Collection: Benjarong Porcelain from Thailand

One of Thailand's remarkable décor items is the Benjarong porcelain collection, which is a traditional form of Thai porcelain. It features multi-colored enamels on a white porcelain base and has its origins in the Ming dynasty in China. The term "Benjarong" is derived from the Balinese and Sanskrit words Benja and Rong, which literally mean "Five Colors." However, it actually represents "many colors" since the hand-painted pieces are usually decorated in three, five, eight, or even more colors. Benjarong porcelain is easily recognizable due to its distinctive design features:

  • The decoration is densely painted and intricately detailed, often featuring symmetrical patterns based on geometrical designs.
  • Benjarong wares were enameled with relief glaze, emphasizing the background color, while Chinese wares were thinly painted and never emphasized the background color.
  • The use of lavish gold lends a dazzling attractiveness to the pieces. 
  • Patterns include traditional Thai motifs such as flora, plants, and flame designs, as well as cultural symbols like The Garuda (the half-man, half-bird mount of the god Vishnu and a symbol of Thai royalty), and the emblem of the Thai king.

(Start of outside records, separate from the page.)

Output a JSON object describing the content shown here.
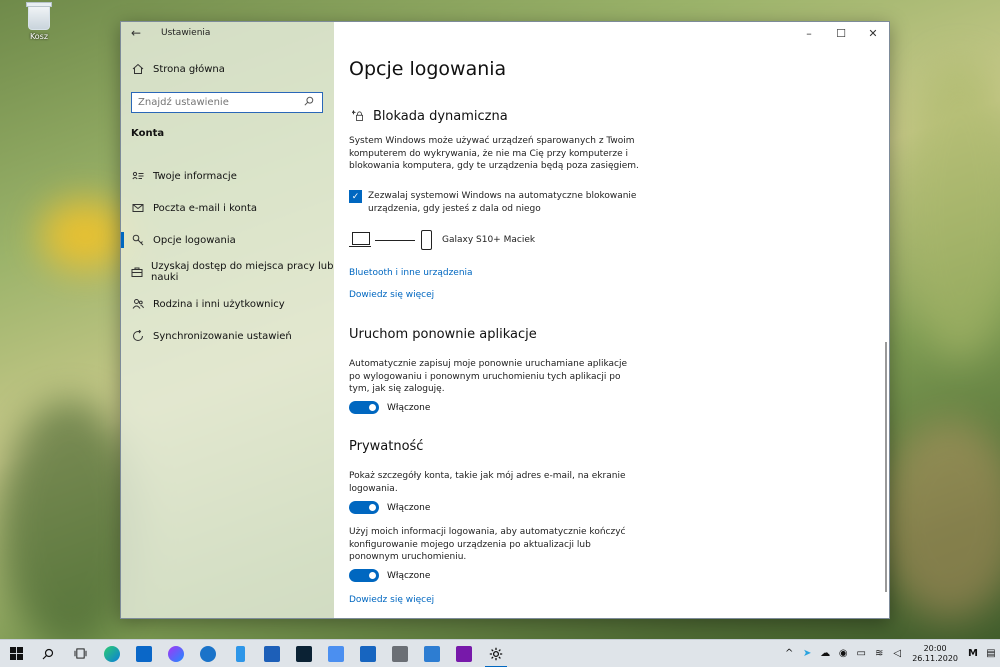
{
  "desktop": {
    "recycle_bin_label": "Kosz"
  },
  "window": {
    "title": "Ustawienia",
    "sidebar": {
      "home": "Strona główna",
      "search_placeholder": "Znajdź ustawienie",
      "section": "Konta",
      "items": [
        {
          "label": "Twoje informacje",
          "icon": "person-card-icon",
          "active": false
        },
        {
          "label": "Poczta e-mail i konta",
          "icon": "mail-icon",
          "active": false
        },
        {
          "label": "Opcje logowania",
          "icon": "key-icon",
          "active": true
        },
        {
          "label": "Uzyskaj dostęp do miejsca pracy lub nauki",
          "icon": "briefcase-icon",
          "active": false
        },
        {
          "label": "Rodzina i inni użytkownicy",
          "icon": "people-icon",
          "active": false
        },
        {
          "label": "Synchronizowanie ustawień",
          "icon": "sync-icon",
          "active": false
        }
      ]
    },
    "main": {
      "page_title": "Opcje logowania",
      "dynamic_lock": {
        "heading": "Blokada dynamiczna",
        "description": "System Windows może używać urządzeń sparowanych z Twoim komputerem do wykrywania, że nie ma Cię przy komputerze i blokowania komputera, gdy te urządzenia będą poza zasięgiem.",
        "checkbox_label": "Zezwalaj systemowi Windows na automatyczne blokowanie urządzenia, gdy jesteś z dala od niego",
        "checkbox_checked": true,
        "device_name": "Galaxy S10+ Maciek",
        "link_bluetooth": "Bluetooth i inne urządzenia",
        "link_more": "Dowiedz się więcej"
      },
      "restart_apps": {
        "heading": "Uruchom ponownie aplikacje",
        "description": "Automatycznie zapisuj moje ponownie uruchamiane aplikacje po wylogowaniu i ponownym uruchomieniu tych aplikacji po tym, jak się zaloguję.",
        "toggle_label": "Włączone"
      },
      "privacy": {
        "heading": "Prywatność",
        "description1": "Pokaż szczegóły konta, takie jak mój adres e-mail, na ekranie logowania.",
        "toggle1_label": "Włączone",
        "description2": "Użyj moich informacji logowania, aby automatycznie kończyć konfigurowanie mojego urządzenia po aktualizacji lub ponownym uruchomieniu.",
        "toggle2_label": "Włączone",
        "link_more": "Dowiedz się więcej"
      }
    }
  },
  "taskbar": {
    "time": "20:00",
    "date": "26.11.2020",
    "colors": {
      "accent": "#0067c0"
    }
  }
}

From the 13th to the 18th century, Benjarong porcelain was exclusively made for the royal court. Later, its use extended to aristocrats and wealthy merchants, and today, people of all nationalities use Benjarong for formal occasions. The earliest Benjarong designs used a limited number of colors, primarily for religious subjects, but eventually, a new design style emerged known as "Lai Nam Thong," which prominently featured gold. During the reign of King Rama II (1809-1851), Lai Nam Thong wares with exquisite gold accents became fashionable. Today, the original Benjarong wares are exhibited at the Thai National Museum in Bangkok.